I have INPUT_TOPIC
in Kafka that gets data published by some Kafka Connector.
I want to take this data and push it to another Kafka topic, called OUTPUT_TOPIC
.
First I go ahead and create a STREAM_A
that reads data from INPUT_TOPIC
. It will have two fields I am interested in: the timestamp
and dimension
:
CREATE STREAM STREAM_A (`timestamp` BIGINT, DIMENSION STRUCT<HEIGHT BIGINT, WIDTH BIGINT>) WITH (KAFKA_TOPIC = 'INPUT_TOPIC', PARTITIONS=6, VALUE_FORMAT = 'JSON');
After STREAM_A
was created I see that it is receiving the data from INPUT_TOPIC
.
Since I want this data to be written to a second OUTPUT_TOPIC
I create a second stream STREAM_B
that SELECT FROM STREAM_A
and writes to OUTPUT_TOPIC
:
CREATE STREAM STREAM_B WITH (KAFKA_TOPIC='OUTPUT_TOPIC') AS SELECT `timestamp`, DIMENSION FROM STREAM_A;
It works as is. But there are now two streams to deal with. I wonder if instead of creating two streams STREAM_A
and STREAM_B
I could create a single stream that would read the data from INPUT_TOPIC
and write to OUTPUT_TOPIC
Is there a way to create such stream or I would have to have two streams?

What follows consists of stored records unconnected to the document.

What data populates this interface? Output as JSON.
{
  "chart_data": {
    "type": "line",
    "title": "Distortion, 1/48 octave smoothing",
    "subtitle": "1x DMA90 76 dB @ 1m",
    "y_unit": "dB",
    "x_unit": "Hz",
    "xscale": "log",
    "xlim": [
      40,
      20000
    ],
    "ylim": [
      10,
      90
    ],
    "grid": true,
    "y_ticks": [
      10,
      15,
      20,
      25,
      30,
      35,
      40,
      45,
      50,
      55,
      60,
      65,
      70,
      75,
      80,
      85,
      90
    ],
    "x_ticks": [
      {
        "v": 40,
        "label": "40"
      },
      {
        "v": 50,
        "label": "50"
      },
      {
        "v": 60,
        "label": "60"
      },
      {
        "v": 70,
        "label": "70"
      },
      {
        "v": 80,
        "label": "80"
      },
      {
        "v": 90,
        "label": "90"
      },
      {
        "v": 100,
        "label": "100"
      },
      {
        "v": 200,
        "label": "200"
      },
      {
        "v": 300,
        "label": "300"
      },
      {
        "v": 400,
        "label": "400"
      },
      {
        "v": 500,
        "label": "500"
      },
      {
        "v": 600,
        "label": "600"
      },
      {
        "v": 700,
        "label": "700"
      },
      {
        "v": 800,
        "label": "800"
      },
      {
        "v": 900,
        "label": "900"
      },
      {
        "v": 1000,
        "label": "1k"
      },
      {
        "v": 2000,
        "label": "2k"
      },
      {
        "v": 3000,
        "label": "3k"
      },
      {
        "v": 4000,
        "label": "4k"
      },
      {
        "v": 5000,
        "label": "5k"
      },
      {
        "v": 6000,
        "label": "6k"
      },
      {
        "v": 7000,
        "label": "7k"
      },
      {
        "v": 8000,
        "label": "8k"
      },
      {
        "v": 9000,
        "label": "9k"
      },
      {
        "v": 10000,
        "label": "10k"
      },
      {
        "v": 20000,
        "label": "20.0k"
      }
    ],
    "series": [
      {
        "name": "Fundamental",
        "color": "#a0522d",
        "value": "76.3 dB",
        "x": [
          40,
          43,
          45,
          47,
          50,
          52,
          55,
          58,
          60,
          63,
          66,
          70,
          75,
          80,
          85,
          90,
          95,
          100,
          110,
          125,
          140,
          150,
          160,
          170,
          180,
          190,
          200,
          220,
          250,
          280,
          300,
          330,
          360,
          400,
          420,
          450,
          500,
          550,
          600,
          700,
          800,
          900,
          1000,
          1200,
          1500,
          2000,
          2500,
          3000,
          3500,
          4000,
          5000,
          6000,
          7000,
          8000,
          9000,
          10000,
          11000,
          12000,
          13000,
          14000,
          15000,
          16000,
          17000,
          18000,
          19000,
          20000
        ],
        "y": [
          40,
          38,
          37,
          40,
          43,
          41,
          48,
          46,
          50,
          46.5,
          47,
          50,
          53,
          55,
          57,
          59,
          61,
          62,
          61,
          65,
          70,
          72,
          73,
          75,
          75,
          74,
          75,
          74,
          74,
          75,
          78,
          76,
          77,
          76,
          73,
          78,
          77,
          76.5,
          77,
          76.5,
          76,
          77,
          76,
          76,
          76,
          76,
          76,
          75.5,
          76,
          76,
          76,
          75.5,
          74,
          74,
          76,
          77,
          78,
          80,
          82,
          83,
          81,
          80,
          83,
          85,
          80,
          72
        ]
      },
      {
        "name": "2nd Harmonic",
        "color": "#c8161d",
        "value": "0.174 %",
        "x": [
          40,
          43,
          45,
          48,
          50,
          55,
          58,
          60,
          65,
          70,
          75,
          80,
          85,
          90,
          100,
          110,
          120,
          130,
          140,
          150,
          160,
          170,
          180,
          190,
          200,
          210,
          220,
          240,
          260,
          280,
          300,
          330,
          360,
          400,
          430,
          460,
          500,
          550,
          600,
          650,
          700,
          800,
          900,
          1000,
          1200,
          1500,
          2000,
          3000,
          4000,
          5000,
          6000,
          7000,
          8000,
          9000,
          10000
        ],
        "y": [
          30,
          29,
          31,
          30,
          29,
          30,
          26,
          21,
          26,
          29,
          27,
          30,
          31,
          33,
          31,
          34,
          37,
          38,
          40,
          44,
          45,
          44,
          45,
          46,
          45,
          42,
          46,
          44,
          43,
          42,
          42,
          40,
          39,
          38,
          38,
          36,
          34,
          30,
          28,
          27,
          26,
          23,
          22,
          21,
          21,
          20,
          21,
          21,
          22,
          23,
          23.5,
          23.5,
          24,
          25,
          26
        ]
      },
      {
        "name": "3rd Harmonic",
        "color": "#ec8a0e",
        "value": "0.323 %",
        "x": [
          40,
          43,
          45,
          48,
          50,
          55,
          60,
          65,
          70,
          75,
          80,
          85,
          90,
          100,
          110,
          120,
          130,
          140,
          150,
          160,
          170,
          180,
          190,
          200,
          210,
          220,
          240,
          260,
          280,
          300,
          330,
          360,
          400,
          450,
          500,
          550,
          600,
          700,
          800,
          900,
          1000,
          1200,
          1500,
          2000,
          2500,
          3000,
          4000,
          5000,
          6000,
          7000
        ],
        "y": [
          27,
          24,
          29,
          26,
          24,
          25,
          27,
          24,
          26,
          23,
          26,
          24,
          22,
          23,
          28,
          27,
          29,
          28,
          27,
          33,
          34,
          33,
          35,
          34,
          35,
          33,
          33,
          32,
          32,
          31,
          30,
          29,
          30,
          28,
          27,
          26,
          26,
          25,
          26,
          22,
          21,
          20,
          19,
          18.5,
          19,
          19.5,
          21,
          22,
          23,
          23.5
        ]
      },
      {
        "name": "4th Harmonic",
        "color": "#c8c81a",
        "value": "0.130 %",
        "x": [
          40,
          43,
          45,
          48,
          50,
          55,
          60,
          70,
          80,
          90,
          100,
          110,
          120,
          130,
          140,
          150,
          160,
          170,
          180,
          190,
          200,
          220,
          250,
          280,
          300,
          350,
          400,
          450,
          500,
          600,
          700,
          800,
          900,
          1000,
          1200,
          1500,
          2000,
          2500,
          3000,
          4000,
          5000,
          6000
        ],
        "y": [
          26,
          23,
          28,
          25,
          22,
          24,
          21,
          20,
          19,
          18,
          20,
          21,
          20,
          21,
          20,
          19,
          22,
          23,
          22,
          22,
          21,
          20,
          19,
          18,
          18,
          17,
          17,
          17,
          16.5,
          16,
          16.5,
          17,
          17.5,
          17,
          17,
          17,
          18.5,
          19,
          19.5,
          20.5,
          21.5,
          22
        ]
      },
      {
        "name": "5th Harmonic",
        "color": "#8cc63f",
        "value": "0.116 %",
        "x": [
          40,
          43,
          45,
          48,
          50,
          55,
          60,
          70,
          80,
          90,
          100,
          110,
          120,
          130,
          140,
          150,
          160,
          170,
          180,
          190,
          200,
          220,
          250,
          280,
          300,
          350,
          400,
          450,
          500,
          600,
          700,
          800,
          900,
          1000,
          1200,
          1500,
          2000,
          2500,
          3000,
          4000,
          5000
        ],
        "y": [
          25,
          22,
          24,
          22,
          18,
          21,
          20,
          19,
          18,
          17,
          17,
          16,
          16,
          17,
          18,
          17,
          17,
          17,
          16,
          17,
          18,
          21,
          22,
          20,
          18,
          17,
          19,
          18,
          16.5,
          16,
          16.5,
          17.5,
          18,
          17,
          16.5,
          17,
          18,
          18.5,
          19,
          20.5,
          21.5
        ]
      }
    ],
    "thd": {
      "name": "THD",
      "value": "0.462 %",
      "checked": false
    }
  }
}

Would it be possible to consolidate two streams into one so this consolidated stream reads data from INPUT_TOPIC
and writes to OUTPUT_TOPIC
?
STREAM_A
provides a namespace to query INPUT_TOPIC
STREAM_B
is a derived stream that queries against STREAM_A
, and there is no other operator for "copy topic to topic" (as bytes) in KSQL. Although, SELECT * FROM
may work, in theory, rather than giving every field.
Note: If you simply want to copy one topic into another without any projection operation or to update partitions/replication, then IMO you'd be wasting space on the cluster, but you could just do the same with simply kStream.stream("input-topic").to("output-topic")
in a JVM app, or use alternative methods like MirrorMaker.